A. Phagocytophilum binds neutrophils that express CD15s (sialyated glycoprotein) by a specific platelet selection ligand. A phagocytophilum can evade oxidative killing by neutrophils but not monocytes. It also can prevent fusion of neutrophil cytochrome b558 granules, and delay apoptosis. At least 100 different surface proteins are available for switching expression, thus evading host defenses, causing chronic disease. Although antibody development does not correlate with resolution of infection, they can passively protect SCID mice, and complement receptor deficiency increases mortality.
How do Ehrlichia cause disease
Ehrlichia does not produce vasculitis, thrombosis, or acute or chronic endothelial cell injury as richettsial diseases do. Non-follicular lymphadenopathy with disappearance of follicles and lymphocytes is common. A phagocytophilum infection in humans may cause parenchymal and perivascular lymphohistiocytic infiltrates and hematologic abnormalities are due to macrophage destruction rather than bone marrow suppression.
How is hepatitis B excluded when considering immunosuppressive treatment?

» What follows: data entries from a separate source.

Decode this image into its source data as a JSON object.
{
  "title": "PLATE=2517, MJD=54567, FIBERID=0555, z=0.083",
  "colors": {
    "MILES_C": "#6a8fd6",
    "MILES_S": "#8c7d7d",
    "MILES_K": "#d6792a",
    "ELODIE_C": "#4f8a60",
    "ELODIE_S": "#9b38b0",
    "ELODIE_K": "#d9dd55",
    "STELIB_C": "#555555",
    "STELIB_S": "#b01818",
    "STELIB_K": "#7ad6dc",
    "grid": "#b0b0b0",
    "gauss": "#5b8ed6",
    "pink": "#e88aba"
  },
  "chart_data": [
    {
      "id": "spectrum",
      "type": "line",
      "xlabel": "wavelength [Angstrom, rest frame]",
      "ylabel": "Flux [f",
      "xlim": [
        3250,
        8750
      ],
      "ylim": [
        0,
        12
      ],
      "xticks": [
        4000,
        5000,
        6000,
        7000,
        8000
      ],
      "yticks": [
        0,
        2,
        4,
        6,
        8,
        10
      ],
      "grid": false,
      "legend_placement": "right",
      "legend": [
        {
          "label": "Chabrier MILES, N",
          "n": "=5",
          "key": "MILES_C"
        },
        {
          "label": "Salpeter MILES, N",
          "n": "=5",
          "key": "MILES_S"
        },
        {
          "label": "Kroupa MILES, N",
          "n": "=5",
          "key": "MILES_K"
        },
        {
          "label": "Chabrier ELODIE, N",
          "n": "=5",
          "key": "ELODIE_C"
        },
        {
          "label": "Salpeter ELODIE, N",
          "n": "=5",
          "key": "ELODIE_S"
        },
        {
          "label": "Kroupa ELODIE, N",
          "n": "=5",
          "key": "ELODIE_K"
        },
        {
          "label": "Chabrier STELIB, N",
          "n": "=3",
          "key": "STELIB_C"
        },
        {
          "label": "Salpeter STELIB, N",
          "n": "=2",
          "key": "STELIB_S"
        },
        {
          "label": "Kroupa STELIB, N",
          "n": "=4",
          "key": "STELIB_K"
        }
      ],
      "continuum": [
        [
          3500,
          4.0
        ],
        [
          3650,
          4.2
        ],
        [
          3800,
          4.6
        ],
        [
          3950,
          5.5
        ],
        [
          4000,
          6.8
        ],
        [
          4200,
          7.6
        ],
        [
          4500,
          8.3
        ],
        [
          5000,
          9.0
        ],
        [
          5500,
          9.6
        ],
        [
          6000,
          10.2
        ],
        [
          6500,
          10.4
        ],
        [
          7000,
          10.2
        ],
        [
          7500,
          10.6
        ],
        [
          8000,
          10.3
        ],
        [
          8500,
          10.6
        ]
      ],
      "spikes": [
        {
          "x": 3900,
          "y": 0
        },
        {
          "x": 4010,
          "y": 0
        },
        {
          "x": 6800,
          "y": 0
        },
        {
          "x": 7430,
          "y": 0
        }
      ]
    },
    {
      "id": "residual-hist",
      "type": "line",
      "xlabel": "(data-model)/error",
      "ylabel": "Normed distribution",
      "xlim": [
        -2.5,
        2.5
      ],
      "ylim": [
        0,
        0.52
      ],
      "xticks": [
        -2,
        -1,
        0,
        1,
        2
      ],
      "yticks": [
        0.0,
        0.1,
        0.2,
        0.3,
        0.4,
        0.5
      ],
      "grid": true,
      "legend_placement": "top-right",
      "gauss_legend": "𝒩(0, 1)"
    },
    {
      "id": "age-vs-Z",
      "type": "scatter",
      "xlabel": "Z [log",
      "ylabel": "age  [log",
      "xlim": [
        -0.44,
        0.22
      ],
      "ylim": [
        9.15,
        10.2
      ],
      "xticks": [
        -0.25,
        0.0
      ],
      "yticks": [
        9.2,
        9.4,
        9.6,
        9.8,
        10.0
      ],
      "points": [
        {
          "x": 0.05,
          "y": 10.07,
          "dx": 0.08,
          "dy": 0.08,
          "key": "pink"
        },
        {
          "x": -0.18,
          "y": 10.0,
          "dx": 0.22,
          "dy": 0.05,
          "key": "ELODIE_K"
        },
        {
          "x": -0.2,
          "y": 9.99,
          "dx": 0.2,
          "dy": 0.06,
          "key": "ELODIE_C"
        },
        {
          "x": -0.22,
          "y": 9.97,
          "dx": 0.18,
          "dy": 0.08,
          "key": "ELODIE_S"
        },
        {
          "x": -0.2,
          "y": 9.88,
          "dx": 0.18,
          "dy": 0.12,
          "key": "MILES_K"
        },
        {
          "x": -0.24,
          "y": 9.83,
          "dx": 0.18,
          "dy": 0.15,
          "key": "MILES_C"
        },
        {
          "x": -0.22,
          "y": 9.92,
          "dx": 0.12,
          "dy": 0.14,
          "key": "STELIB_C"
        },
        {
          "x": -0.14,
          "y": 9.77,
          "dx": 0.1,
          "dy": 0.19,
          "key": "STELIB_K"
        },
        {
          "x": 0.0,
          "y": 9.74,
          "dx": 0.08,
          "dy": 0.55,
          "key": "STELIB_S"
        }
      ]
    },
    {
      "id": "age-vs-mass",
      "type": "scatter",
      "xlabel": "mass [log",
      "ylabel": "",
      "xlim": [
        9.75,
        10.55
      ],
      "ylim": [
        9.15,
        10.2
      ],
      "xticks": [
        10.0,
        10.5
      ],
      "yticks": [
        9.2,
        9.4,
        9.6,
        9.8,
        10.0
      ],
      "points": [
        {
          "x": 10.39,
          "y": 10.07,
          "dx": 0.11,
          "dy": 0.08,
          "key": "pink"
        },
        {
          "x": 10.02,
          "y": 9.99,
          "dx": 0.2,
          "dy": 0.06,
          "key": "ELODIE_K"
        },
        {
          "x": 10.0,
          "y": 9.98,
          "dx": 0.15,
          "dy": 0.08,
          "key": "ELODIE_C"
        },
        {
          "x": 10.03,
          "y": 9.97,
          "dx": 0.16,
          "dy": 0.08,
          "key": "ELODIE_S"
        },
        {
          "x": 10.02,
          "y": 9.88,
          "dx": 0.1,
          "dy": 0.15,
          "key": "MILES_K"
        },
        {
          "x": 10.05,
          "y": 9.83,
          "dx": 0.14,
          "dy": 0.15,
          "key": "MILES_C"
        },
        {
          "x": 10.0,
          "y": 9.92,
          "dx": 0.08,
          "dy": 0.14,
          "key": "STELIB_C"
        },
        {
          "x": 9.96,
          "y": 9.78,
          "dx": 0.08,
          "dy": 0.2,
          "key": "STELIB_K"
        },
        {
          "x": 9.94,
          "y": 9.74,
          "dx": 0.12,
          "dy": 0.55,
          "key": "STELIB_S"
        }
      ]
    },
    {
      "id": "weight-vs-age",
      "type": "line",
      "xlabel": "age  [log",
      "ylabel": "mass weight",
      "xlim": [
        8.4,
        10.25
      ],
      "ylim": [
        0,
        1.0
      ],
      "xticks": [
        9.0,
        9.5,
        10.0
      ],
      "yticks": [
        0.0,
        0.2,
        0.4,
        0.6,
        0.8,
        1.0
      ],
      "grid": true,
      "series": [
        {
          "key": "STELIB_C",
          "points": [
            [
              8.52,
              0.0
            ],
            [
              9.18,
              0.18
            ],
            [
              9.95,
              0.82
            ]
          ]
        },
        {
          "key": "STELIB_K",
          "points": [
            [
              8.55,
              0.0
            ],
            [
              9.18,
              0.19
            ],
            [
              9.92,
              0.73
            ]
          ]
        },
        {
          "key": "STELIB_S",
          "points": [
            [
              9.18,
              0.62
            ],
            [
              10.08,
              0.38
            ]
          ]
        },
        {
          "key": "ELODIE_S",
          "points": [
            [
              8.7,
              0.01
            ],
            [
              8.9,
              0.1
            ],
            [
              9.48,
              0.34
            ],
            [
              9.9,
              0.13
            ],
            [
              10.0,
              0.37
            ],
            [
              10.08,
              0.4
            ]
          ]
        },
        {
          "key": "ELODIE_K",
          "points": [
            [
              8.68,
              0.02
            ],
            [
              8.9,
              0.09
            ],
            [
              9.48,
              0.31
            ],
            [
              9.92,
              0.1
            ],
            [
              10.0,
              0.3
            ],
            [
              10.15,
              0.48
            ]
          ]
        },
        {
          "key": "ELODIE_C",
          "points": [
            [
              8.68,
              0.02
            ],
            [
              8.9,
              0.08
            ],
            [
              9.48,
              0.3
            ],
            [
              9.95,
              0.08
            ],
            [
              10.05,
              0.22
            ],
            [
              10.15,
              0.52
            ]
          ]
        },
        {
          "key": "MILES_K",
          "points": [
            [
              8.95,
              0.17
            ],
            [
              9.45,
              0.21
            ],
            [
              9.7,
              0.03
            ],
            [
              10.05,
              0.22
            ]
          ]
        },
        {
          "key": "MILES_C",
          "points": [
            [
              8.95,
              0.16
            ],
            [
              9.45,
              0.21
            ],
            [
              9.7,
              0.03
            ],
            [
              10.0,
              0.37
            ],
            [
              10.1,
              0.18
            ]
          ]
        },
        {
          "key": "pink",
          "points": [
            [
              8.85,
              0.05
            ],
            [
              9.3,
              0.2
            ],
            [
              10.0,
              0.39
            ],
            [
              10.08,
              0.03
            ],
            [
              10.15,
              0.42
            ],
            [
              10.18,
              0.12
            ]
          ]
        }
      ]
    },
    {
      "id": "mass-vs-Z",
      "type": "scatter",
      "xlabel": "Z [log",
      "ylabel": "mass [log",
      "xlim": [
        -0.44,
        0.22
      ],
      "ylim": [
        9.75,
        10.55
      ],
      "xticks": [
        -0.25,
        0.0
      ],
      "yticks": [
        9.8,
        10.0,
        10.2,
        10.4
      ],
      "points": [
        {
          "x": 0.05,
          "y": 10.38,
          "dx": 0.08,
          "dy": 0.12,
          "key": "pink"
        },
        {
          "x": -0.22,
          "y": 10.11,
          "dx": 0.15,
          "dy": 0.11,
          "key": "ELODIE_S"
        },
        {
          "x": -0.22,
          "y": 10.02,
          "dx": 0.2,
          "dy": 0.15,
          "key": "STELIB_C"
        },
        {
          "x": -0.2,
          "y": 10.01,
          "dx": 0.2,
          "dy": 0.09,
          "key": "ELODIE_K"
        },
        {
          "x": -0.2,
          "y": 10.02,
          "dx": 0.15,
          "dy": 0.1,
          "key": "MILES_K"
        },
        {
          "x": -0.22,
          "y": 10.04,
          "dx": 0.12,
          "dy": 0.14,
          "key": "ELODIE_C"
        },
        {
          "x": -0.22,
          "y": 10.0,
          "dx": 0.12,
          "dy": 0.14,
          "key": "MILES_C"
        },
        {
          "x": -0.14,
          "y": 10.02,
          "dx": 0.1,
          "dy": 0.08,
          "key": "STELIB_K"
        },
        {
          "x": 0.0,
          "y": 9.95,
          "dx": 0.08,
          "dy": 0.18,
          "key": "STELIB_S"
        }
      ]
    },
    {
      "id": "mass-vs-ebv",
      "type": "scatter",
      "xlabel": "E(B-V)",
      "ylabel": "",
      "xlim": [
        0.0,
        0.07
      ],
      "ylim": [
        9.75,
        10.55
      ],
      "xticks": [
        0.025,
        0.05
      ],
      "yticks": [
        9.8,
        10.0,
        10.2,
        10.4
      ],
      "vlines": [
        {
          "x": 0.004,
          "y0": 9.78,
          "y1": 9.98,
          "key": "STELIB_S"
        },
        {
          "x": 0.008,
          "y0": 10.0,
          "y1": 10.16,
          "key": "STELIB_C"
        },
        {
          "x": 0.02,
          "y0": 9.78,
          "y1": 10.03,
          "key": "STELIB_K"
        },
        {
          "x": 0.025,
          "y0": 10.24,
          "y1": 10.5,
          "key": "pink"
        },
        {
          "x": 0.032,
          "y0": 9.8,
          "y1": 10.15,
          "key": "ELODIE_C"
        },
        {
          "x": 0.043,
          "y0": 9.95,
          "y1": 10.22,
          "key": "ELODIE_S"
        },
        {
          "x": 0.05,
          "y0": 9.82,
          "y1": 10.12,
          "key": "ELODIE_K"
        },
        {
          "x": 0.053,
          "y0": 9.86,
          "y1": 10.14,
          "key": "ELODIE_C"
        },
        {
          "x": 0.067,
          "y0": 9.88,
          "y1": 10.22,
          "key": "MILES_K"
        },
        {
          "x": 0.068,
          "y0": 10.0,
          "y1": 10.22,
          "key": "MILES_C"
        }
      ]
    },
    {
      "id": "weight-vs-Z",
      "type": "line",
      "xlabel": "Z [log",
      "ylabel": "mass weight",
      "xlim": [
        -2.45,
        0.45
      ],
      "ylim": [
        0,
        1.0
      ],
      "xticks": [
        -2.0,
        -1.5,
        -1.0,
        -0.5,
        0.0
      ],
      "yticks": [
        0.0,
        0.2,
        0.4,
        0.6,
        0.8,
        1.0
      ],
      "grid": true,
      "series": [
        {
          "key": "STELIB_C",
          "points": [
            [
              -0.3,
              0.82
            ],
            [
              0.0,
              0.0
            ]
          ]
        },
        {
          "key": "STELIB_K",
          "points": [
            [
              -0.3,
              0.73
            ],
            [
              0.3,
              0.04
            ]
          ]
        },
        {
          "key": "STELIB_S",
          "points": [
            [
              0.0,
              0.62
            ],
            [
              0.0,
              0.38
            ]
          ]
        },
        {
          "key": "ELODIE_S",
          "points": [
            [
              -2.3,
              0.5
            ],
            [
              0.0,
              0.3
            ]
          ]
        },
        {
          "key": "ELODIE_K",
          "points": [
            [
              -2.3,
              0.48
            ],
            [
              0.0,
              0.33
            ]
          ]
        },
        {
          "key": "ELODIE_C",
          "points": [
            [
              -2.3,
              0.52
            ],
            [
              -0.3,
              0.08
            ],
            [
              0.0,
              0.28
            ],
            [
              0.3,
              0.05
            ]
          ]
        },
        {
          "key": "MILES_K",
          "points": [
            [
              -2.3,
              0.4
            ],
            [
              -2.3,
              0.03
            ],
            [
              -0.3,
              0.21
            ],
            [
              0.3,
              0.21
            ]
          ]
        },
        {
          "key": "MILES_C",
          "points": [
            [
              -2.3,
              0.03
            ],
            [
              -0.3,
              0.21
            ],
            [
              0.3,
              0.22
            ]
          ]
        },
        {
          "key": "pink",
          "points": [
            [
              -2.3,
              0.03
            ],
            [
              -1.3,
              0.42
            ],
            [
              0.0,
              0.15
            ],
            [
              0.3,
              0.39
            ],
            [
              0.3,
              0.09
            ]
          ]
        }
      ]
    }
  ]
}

Hepatitis B may flare when immunosuppression is started in tolerant patients, or when stopped if immunosuppression is controlling the hepatitis. Reactivated cytotoxic CD8+ T cell may induce more hepatic inflammation. During immunosuppression hepatitis is suppressed but viral production is not. Hepatitis B treatment may include pegylated interferon alpha, Lamivudine, Adefovir, Entecavir, Telbivudine, and Tenofovir and requires at least 1 year duration. GI consult help is necessary.